Trying to gain a visual picture of this mess is no easy task. We are attempting to clean up this large amount of oil with a dispersant, which is highly toxic and doesn’t clean up the problem, it separates the oil. Doesn’t this make it worse? Who knows, it may make some of the deposits that wind up on or near land a little less dense, but it will spread farther. Isn’t this the six of one, half dozen of another scenario? It is in my book. We are also using decade old methods, I am waiting for ShamWow to come in and start picking up this mess.

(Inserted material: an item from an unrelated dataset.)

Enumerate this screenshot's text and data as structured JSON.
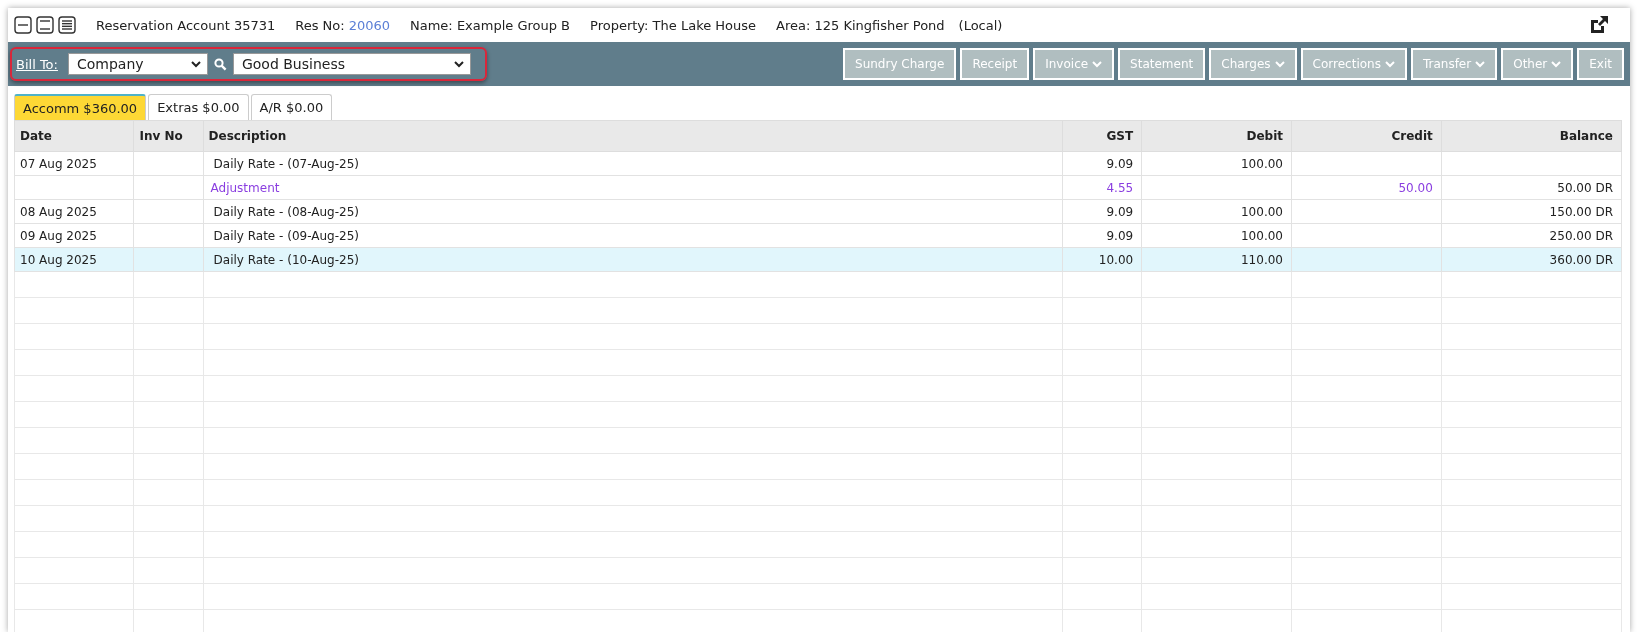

Now let’s talk about the US agricultural community. That’s right, the land crops not just the fishing industry and diverse aquatic bio-systems that we may not think we depend on, but we very much do. We are currently seeing reports of higher levels of acidic rain in the southern region, and corn crops are displaying mysterious dots on plant leaves believed to be from the dispersant. This mess is likely to destroy thousands of acres of crops that will directly affect us, and others around the world. Advisors are already buying more shares of companies that focus on Peru Agriculture and the like, as we will need to get food from somewhere. On the marine life side, we are not just destroying larger fish/shellfish, but the whole aquatic food chain. This will also take decades to repair as larger fish will have nothing to eat.
I am not sure how this will wind up, but I think that investors should look for opportunities based on the ramification above. I also think the story we have created for Natural Gas over the past six months is even more prevalent, although I am not happy with the reasons why. I am more confident than ever that Natural Gas will power much of our future. All the best for now, our next update will be soon enough.